Gordon Jewish Community Center | Opens March 9
Words by Stephanie Stewart-Howard
Photography by Chris Cole
A mélie Guthrie grew up in New Orleans and surrounding South Louisiana, places covered in evergreen or “live” oak trees. The culture in that part of the country, says Guthrie, has a reverence for the trees that compares with the preservation of historic architecture. With those trees surrounding her through childhood, she too developed a passion and affinity for them.
Additionally, she says she has always been drawn to fractal patterns—lightning, the human nervous system, within the veins of leaves—that echo in the patterns of roots and branches as well. Winter inspires her too, when branches are bare and the clean bone structure of wood is easy to discern.
The artist says she felt drawn to art from the beginning, attending an art-friendly school. Her mother, a watercolor artist, painted the live oaks herself, and many family friends were also artists. “Art was always a big presence in my life,” she says.

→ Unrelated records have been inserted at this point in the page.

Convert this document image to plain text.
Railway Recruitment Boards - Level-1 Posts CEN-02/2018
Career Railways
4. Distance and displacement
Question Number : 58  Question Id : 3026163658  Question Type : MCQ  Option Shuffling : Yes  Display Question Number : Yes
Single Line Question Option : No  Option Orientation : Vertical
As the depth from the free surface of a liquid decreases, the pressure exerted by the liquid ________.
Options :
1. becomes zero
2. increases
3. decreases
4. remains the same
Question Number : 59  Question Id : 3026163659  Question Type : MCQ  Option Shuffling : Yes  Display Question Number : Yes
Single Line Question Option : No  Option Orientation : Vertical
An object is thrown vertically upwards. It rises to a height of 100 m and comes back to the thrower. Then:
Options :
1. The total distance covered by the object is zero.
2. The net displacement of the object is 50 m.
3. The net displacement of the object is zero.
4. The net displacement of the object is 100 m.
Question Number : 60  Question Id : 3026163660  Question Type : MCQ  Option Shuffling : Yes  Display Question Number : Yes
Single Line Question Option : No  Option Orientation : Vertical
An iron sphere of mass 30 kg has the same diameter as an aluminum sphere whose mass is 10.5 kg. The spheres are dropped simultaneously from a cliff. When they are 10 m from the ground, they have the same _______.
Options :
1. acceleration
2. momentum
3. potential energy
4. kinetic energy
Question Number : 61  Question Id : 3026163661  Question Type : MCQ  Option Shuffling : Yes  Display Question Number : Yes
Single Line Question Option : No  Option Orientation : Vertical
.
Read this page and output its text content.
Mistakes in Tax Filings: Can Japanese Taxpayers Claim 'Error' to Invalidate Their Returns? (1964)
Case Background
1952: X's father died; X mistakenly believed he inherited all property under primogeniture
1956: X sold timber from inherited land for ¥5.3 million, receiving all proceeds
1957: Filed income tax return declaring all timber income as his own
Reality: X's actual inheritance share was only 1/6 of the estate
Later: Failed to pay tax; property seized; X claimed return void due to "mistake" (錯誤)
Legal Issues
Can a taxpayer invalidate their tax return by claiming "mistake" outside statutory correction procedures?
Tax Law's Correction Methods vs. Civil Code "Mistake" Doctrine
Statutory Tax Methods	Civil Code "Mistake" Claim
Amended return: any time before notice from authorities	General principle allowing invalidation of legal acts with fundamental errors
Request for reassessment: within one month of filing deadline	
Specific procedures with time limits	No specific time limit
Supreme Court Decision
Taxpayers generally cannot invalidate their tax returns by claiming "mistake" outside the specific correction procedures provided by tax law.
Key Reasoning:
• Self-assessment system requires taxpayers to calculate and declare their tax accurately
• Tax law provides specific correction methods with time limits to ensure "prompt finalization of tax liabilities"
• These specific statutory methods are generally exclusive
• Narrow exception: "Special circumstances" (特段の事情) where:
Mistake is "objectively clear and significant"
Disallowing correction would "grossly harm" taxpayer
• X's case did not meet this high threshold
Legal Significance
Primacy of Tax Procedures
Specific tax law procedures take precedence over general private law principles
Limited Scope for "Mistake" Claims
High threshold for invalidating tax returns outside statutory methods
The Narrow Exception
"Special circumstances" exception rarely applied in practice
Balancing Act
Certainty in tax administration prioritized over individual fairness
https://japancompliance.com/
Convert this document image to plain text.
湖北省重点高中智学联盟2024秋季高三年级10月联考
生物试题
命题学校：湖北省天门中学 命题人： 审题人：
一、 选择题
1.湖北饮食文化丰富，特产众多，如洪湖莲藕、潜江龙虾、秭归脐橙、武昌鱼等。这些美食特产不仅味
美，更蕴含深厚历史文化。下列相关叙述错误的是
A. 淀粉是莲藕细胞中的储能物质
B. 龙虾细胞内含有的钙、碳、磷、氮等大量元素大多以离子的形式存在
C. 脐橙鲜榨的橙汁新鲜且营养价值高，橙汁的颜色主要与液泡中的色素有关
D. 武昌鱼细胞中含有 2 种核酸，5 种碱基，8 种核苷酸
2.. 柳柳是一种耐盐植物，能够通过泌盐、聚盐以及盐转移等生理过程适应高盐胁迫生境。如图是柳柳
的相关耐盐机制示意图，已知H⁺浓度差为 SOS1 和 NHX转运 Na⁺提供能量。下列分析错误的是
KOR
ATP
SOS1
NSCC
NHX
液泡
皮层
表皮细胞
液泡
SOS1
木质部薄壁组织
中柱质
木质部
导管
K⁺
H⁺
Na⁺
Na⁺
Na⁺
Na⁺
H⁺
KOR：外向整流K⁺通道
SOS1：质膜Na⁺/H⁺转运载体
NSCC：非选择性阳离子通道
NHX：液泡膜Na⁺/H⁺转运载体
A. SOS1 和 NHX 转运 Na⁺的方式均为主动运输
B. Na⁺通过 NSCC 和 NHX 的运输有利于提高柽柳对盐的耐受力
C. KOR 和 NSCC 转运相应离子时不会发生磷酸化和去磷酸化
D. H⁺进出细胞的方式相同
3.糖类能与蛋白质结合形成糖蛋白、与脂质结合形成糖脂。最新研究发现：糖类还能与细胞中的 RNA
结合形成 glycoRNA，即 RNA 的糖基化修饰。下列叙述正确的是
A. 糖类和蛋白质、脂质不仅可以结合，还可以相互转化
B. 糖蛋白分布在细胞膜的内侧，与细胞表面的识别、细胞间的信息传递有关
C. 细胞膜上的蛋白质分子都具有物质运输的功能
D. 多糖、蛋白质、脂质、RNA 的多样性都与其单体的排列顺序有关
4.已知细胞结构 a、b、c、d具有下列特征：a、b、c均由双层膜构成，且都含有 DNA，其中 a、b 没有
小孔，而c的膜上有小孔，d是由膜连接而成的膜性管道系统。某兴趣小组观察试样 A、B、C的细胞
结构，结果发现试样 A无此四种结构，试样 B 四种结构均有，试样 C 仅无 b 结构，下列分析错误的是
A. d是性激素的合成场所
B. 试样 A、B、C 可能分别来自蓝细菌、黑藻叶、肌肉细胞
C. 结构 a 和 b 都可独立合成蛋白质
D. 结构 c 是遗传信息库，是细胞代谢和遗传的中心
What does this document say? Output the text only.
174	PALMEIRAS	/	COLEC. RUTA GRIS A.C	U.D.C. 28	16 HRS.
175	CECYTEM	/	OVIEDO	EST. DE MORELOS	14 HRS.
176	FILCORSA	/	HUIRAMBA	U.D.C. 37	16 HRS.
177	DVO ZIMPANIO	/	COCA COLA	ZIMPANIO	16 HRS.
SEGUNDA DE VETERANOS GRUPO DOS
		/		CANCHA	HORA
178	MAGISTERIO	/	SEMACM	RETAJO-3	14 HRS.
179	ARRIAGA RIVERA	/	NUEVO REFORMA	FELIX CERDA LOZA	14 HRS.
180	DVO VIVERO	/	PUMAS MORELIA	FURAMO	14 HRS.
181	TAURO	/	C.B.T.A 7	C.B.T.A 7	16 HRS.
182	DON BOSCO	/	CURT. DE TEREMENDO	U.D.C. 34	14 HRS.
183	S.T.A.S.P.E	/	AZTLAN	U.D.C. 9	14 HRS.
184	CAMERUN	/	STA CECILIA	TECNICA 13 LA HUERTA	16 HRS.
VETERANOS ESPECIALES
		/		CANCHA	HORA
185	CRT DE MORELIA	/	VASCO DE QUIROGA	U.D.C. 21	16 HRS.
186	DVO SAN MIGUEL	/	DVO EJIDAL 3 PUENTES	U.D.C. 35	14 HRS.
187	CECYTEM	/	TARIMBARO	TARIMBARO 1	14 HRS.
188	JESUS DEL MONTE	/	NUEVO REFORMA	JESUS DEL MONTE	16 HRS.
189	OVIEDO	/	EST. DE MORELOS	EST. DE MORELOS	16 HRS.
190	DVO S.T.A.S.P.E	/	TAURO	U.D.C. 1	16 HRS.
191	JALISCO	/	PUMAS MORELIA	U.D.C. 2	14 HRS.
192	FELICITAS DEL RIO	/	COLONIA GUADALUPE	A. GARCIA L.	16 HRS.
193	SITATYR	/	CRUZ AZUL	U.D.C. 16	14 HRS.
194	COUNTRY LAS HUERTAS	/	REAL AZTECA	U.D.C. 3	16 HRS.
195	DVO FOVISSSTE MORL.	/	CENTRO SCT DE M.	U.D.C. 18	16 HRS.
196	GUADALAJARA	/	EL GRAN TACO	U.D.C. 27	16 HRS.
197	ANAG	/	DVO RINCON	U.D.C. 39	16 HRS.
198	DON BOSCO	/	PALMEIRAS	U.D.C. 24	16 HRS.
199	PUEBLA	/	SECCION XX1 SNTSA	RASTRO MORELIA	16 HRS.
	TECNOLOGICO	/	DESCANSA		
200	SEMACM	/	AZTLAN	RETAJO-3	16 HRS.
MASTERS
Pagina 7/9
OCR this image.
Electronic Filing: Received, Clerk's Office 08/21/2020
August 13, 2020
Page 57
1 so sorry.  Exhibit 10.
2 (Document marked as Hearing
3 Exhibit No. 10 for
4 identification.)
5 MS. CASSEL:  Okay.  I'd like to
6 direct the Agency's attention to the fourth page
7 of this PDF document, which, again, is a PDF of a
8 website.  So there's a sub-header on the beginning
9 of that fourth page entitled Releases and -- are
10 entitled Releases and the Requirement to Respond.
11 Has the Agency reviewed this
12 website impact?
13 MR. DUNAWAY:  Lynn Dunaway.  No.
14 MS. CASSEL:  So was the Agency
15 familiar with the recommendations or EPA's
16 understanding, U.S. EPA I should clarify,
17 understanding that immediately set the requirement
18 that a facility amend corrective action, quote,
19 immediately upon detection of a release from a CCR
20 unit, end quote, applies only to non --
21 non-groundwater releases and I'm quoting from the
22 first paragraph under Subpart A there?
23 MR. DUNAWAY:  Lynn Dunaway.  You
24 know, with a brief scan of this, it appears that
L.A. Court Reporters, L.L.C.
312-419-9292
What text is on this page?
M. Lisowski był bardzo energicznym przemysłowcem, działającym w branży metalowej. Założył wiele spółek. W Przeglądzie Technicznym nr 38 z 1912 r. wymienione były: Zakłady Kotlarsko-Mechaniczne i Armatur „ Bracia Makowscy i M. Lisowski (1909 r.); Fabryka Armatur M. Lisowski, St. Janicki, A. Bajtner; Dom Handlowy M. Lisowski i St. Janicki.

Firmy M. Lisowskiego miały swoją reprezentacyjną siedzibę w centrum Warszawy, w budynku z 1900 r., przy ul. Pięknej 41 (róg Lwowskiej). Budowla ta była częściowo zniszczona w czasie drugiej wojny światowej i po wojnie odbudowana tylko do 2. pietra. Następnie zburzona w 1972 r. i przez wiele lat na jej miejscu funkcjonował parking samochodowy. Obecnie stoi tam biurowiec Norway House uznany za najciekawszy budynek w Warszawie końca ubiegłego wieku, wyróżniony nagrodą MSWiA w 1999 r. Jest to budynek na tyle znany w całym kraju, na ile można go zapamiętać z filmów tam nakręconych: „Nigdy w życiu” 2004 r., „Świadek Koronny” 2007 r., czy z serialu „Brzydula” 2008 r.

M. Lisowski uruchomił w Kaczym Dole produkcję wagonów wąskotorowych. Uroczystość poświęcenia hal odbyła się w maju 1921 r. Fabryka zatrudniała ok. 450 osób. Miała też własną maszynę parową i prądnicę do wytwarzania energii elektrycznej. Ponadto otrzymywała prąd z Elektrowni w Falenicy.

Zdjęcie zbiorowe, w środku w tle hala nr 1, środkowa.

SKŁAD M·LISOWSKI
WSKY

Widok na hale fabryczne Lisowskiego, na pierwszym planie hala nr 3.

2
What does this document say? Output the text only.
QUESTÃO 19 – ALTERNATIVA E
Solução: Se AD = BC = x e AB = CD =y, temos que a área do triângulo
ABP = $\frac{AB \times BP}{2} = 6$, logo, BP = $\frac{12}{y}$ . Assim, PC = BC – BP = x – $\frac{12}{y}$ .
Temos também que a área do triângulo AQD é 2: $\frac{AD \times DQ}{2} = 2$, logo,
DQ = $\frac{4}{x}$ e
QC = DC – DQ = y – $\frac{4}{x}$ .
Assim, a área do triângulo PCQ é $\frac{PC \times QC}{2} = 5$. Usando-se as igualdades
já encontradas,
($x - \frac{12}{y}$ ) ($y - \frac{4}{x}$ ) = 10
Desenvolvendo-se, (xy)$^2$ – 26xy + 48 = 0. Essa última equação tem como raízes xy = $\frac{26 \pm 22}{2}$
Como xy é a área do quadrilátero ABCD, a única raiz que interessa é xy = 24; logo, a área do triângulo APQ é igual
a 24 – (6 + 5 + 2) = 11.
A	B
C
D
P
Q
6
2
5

Sculpture started to inspire her curiosity while she was living in Spain her junior year in high school. Here she took her first art history classes and truly studied the medium for the first time. But it was after college, while living in Argentina and working for a non-profit providing art education to underserved kids, that she first tentatively thought to embody her love of trees and tree forms in her own sculpture. Encountering a local craft artist selling a very different type of metal tree sculpture at a street fair, she wondered how she might sculpturally embody her own beloved arboreal subjects.
Later, living in New York, she made her own first efforts, working with wires bought at a hardware store. Slowly, she developed her own technique, twisting loops of wire in a multiplicity of sizes and gauges back upon each other to create tiny pieces of jewelry or epic twelve-foot tree sculptures—and now, each of those works is made of a single piece of wire.
From there she began abstracting, trees into fractals and back again. “Some people see lightning when they look at my work,” she says. Unsurprising given her remarkable branching light fixtures.
She began getting commissions, including from the Children’s Museum of the Arts (www.cmany.org) where she worked. She did a twelve-foot installation there and with her large pieces gradually mastered the way the wires needed to interact.
Though she’s made a plethora of distinctive and wonderful pieces, Guthrie says her light sculpture is her favorite. Like the nature-loving beaux arts artists of the 19th century, she takes delight in making things both beautiful and useful. “Each of these pieces is a communication with God to me. We can be small lights in the universe. It’s a point of meditation.”
It is exceedingly easy to meditate on the glories of the universe looking at Guthrie’s work, whatever your own philosophy.